Pacific Current Group Limited (ASX: $PAC) (PAC) has announced a strategic initiative aimed at maximizing value for its shareholders. The company has entered into agreements to externalise investment management by appointing an affiliate of GQG Partners Inc. (ASX: $GQG) to provide investment management services to PAC and has also agreed to sell three boutique investments to another affiliate of GQG (Buyer). The majority of PAC's US-based employees, including the investment team led by current PAC Managing Director, Chief Executive Officer and Chief Investment Officer Paul Greenwood, would become full-time employees of GQG, ensuring continuity while providing PAC a significantly lower cost structure more appropriate for the nature of its portfolio going forward.

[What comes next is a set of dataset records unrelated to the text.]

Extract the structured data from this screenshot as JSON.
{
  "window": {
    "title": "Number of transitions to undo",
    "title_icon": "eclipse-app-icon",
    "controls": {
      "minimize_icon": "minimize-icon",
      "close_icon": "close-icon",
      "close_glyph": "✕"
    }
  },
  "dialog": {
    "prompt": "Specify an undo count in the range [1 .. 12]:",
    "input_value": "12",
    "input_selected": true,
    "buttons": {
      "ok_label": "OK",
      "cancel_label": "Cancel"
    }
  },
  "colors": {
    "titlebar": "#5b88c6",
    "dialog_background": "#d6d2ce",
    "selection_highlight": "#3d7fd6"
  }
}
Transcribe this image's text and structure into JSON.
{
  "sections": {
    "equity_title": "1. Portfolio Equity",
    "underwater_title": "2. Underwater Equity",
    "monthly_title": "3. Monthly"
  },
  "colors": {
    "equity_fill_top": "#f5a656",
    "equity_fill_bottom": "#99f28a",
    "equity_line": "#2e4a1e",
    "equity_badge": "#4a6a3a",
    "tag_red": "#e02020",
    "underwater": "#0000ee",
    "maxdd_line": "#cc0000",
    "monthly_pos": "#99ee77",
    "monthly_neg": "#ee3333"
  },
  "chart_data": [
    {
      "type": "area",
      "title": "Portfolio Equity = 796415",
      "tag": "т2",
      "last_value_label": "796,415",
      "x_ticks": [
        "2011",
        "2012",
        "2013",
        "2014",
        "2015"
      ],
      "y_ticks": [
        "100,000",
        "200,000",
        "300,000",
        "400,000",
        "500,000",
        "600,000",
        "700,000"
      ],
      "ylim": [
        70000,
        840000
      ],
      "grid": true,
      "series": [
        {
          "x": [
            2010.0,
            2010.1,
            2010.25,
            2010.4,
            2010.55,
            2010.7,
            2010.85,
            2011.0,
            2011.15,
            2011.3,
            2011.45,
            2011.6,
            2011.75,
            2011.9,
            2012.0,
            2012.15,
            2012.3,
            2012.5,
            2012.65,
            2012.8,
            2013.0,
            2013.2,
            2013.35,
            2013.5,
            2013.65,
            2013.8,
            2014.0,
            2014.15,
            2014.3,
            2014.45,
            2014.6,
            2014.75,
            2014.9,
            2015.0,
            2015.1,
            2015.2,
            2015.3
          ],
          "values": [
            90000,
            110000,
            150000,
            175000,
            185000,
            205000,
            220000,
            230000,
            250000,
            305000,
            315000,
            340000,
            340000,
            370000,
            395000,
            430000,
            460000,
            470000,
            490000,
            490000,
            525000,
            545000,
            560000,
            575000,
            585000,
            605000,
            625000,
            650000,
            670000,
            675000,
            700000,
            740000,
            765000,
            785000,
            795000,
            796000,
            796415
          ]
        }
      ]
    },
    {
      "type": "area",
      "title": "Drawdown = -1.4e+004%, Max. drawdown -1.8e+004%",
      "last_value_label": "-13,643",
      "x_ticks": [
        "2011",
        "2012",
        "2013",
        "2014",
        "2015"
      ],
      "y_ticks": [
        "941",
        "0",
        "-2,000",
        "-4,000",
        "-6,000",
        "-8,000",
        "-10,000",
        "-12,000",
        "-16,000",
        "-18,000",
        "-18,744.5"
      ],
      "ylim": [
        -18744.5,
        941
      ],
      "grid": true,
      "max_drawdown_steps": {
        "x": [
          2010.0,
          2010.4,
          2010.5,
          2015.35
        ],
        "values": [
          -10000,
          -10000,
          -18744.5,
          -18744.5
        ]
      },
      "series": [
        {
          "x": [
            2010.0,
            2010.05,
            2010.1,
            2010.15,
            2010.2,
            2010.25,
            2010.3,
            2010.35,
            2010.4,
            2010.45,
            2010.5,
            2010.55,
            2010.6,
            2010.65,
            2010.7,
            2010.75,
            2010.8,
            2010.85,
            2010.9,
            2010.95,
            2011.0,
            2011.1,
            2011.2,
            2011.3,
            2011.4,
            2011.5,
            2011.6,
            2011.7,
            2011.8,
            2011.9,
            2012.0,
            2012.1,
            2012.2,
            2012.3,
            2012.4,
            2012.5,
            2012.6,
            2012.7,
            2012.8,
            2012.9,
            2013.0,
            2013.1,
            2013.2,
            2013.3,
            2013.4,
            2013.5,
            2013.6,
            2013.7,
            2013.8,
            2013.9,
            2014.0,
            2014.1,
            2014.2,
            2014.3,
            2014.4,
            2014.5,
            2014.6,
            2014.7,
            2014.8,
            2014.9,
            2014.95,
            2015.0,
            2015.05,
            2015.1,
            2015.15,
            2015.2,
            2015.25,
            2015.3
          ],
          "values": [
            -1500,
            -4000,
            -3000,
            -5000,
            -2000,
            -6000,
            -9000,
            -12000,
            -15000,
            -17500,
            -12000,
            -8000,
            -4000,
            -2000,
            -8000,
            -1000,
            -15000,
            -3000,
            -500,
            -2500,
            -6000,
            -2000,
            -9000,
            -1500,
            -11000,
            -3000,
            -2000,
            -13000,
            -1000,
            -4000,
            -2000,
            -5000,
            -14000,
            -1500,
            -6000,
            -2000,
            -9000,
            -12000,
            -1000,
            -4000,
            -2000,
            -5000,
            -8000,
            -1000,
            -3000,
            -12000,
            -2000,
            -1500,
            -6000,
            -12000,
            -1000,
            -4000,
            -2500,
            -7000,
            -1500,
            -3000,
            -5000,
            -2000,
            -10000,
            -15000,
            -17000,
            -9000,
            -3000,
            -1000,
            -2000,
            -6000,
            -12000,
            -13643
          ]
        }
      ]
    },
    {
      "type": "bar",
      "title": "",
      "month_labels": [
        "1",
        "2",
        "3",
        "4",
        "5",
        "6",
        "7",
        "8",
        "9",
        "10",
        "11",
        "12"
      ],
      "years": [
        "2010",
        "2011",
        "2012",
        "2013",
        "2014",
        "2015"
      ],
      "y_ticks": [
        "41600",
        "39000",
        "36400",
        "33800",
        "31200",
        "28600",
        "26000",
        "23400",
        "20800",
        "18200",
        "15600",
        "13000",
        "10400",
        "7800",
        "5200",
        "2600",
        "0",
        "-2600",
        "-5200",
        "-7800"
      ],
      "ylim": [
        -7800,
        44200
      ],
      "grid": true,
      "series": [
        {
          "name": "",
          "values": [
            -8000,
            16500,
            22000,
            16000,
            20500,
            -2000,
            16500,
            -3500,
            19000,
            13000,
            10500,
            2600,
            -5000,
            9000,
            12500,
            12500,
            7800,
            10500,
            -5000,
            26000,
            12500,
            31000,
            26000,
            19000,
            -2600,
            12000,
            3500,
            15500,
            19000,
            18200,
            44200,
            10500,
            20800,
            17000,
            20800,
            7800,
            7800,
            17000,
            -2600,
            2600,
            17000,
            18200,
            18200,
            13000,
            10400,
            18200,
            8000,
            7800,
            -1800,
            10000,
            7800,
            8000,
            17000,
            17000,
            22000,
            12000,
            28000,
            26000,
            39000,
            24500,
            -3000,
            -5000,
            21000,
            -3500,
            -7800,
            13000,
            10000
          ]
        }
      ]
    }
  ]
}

The Pacific Current Board believes this initiative delivers significant strategic and operational flexibility along with a meaningful release of capital. Externalisation of investment management to an affiliate of GQG allows PAC to reduce overall costs and convert a significant proportion of expenses from fixed to variable during a period of portfolio reshaping, while providing continuity of personnel to oversee PAC's current portfolio. Further, having closely reviewed our portfolio as part of the strategic transaction process undertaken by PAC last year, we believe the Boutiques Sale to an affiliate of GQG represents attractive value for Proterra, Cordillera, and Avante, and an opportunity to monetize part of the portfolio for the benefit of shareholders and provide additional firepower for potential future capital management. We are confident the remaining investment portfolio has attractive value upside relative to PAC's current share price.
Pacific Current Group (ASX: $PAC) has announced a strategic initiative to externalise investment management and sell three boutique investments to an affiliate of GQG Partners Inc. The company aims to reduce overall costs, provide continuity in managing its current portfolio, and monetize part of the portfolio for the benefit of shareholders. The PAC Board is considering the most appropriate uses of the proceeds from the Boutiques Sale, with a significant amount anticipated to be returned to PAC shareholders. The company received shareholder feedback and believes the Proposal will achieve the desired outcome by substantially reducing PAC's expense structure, maintaining continuity in portfolio management, preserving optionality for future investments, and retaining investments with attractive value upside relative to PAC's current share price. Shareholders will vote on the Proposal at an extraordinary general meeting in April 2024. PAC is being advised by Flagstaff Partners, Allens, and Sidley Austin.